Nuakhai is observed welcoming the new rice-paddy “Aant Dhan” of the season over the entire Western Orissa according to Hindu calendar it is observed on “Bhadraba Sukllapakshya Panchami Tithi” in August-September, is also called Nabanna Bhakhayana. The importance of Nuakhai is well understood by its nine different rituals. As a consequence nine sets of rituals are followed as a prelude to the actual day of celebration. On the day before Nuakhai, people collect the new paddy and make it, into flatten rice “Chuda”. They decorate their houses with the banner of new paddy. On the day of Nuakhai, they prepare “Nua” which is a mixture of Chuda, Banana and Milk and Sugar. Then they go to the nearest temple where they collect the “Bhoga” which is offered to their village Goddess. After that they mix the offered Bhoga with their home prepared Nua and finally all the members of the family sit together and eat the Nua (Mixture of Chuda, Banana and Milk and Sugar) for three times in a row. During the celebration people also take the Blessing of their village Goddess. After being blessed by Goddess, the junior members of the family take the blessing of the senior members by touching their feet. Other members may wish Nuakhai by saying “Nuakhai Juhar”. In the evening, folk dances and songs are organized in different parts of Western Orissa called as “Nua khai Bhetghat”.
In orissa Arisa piṭha is a deep-fried pitha made from rice flour with jaggery or sugar. Manda Pitha is a steamed pitha made from rice flour, often with grated coconut and jiggery or sugar filling or fresh cheese (chhena) filling. Kakara pitha - a very popular fried pancake made from wheat flour or semolina, often with sweet cocunut filling. Enduri pitha is a special delicacy of the Prathamastami festival made from rice flour and black gram, often with jaggery and coconut or cheese filling, steamed and turmeric leaf. Chakuli Pitha thick pancake (set dosa) made from fermented rice and black gram, often eaten for breakfast. Thinner varieties are called saru chakuli often served with dalama (vegetable mixed with pulses) nadia chatni (coconut chutney) or kheeri, and rice dish. Poda pitha or "burnt pitha" is a slow-cooked pitha made from fermented rice and black gram, with chopped coconut. Its crusts slightly burnt, while the insides soft and white, mostly during Raja Parva. Chitau piṭha - a fried pancake made from rice flour, coconut, and milk, often offered in pujas to Lord Jagannath on Chitalagi Amabasya (or Chitau Amavasya). Gaintha godi: Small balls made of rice flour dipped and seasoned sweet milk.speciality of pausha amavasya (baula amavasya) Karanji: dumpling made of maida and stuffed with coconut,cashew raisins. Malpua: Sweetened deep fried batter of mixture of bananas and flour Suji Kakara Pitha: Sweet dish made of suji with coconut stuffing and last but not the least Tala Pitha - a sweet dish made of palm fruit and rice batter.

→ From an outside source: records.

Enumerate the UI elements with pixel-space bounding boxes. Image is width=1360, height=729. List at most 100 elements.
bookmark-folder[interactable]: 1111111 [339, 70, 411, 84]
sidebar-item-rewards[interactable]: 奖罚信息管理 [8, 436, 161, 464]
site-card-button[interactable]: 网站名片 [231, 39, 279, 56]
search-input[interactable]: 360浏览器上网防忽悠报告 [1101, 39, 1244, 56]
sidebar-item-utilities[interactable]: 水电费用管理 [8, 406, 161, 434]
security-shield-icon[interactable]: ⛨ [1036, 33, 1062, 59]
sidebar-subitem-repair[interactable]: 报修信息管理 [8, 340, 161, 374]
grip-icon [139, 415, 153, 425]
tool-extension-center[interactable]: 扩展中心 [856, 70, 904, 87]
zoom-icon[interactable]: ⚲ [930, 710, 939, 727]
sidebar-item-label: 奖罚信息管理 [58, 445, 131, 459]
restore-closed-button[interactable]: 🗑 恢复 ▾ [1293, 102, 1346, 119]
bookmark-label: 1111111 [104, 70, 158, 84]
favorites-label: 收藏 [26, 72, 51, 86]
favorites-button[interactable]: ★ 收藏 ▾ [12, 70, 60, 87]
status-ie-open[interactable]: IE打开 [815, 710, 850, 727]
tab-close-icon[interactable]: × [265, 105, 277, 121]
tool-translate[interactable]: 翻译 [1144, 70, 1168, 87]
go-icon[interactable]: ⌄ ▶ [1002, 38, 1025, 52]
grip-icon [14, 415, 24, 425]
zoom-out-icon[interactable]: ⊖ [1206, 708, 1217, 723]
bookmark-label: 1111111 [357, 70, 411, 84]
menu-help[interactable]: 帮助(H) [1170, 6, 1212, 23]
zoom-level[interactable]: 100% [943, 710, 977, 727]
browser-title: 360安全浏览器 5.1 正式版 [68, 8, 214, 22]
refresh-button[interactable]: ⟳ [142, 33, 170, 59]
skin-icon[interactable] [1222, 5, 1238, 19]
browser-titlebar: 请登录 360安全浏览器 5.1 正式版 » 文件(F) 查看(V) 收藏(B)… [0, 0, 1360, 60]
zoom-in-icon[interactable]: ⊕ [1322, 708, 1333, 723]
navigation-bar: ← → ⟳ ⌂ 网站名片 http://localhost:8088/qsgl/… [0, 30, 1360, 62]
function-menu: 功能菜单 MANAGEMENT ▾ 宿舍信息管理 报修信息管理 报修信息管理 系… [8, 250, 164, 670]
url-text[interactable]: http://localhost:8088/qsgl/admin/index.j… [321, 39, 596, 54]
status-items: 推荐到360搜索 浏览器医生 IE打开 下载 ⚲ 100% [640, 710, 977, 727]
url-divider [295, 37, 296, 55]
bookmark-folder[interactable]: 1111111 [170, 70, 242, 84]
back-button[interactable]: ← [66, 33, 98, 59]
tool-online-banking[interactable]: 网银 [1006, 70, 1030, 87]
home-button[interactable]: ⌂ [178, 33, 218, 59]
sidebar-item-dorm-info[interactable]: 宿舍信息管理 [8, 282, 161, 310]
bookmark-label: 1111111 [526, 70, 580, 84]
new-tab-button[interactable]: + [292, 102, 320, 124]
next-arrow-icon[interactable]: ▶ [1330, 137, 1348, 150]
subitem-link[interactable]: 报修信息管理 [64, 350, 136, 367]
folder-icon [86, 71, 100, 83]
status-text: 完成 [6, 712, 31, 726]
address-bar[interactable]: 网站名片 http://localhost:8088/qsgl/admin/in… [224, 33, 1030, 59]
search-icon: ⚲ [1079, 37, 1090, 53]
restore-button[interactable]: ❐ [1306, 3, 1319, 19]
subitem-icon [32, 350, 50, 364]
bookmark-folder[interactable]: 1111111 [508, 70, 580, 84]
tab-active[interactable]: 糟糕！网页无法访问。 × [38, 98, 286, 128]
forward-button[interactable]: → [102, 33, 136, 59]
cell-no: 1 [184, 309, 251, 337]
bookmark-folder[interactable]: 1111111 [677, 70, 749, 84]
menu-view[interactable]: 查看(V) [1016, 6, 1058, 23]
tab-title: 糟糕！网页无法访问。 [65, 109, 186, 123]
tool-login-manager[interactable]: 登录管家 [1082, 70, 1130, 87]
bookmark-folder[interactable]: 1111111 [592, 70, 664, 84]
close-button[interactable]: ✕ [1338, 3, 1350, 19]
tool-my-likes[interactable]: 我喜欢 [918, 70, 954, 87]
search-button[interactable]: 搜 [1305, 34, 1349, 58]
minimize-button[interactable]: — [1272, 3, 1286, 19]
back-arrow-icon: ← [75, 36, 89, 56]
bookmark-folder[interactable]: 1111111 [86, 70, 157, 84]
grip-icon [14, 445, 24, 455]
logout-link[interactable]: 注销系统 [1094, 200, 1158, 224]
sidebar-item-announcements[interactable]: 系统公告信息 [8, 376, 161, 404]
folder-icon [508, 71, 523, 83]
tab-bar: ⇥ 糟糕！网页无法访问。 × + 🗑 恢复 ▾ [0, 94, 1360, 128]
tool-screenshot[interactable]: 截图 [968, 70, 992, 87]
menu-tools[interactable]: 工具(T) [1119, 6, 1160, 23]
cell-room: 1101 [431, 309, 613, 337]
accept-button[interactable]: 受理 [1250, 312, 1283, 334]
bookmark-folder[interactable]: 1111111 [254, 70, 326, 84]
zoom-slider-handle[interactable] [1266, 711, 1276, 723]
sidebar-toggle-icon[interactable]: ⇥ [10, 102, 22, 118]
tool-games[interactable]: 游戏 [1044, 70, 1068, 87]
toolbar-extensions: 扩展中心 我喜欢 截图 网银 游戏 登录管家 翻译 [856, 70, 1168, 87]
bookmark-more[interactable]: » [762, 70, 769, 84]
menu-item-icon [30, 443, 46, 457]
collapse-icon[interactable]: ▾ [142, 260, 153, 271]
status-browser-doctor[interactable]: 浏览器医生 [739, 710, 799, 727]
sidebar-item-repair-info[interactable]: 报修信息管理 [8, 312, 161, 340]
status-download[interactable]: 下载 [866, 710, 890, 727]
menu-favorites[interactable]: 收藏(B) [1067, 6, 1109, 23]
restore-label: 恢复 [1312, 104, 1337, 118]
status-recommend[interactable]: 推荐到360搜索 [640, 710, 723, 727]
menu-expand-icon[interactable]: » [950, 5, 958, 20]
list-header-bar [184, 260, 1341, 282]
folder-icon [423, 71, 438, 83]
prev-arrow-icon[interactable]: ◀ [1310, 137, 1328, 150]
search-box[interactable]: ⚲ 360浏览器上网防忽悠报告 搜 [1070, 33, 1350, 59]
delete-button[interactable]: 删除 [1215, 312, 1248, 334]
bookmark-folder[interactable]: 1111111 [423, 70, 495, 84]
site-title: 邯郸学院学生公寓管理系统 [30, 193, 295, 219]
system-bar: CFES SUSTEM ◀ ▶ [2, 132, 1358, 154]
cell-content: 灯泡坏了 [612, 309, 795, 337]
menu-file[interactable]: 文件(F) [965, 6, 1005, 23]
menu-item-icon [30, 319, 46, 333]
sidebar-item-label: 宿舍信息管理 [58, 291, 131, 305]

The Magh Bihu is akin to the Makar Sankranti festival observed by the people of other states of the country. This harvest festival celebrated in Assam is also dedicated to the Hindu fire God, Lord Agni On the Uruka, people organize a grand community feast that continues overnight while also preparing bonfires of 'mejis' and the bhelaghars' which is more popular in lower Assam. In the next morning, people light the Meji or bhelaghar to mark the beginning of the festival. The Meji is a temple like structure generally made out of bamboo, thatch and leaves while the young people also creates a makeshift huts made of bamboo and haystacks near the meji to spend the night. The day progresses with lots of entertaining activities like bird fights and other traditional sports. Some of the mouth-watering delicacies and pithas served during this harvest festival in Assam are til pitha, ghila pitha, Xutuli Pitha, Sunga Pitha and Tekeli Pitha, sweet snacks like Tilor Laru, Narikolor Laru and rice—based snacks Bora Saul, Komal Saul, Chira, Muri and Akhoi.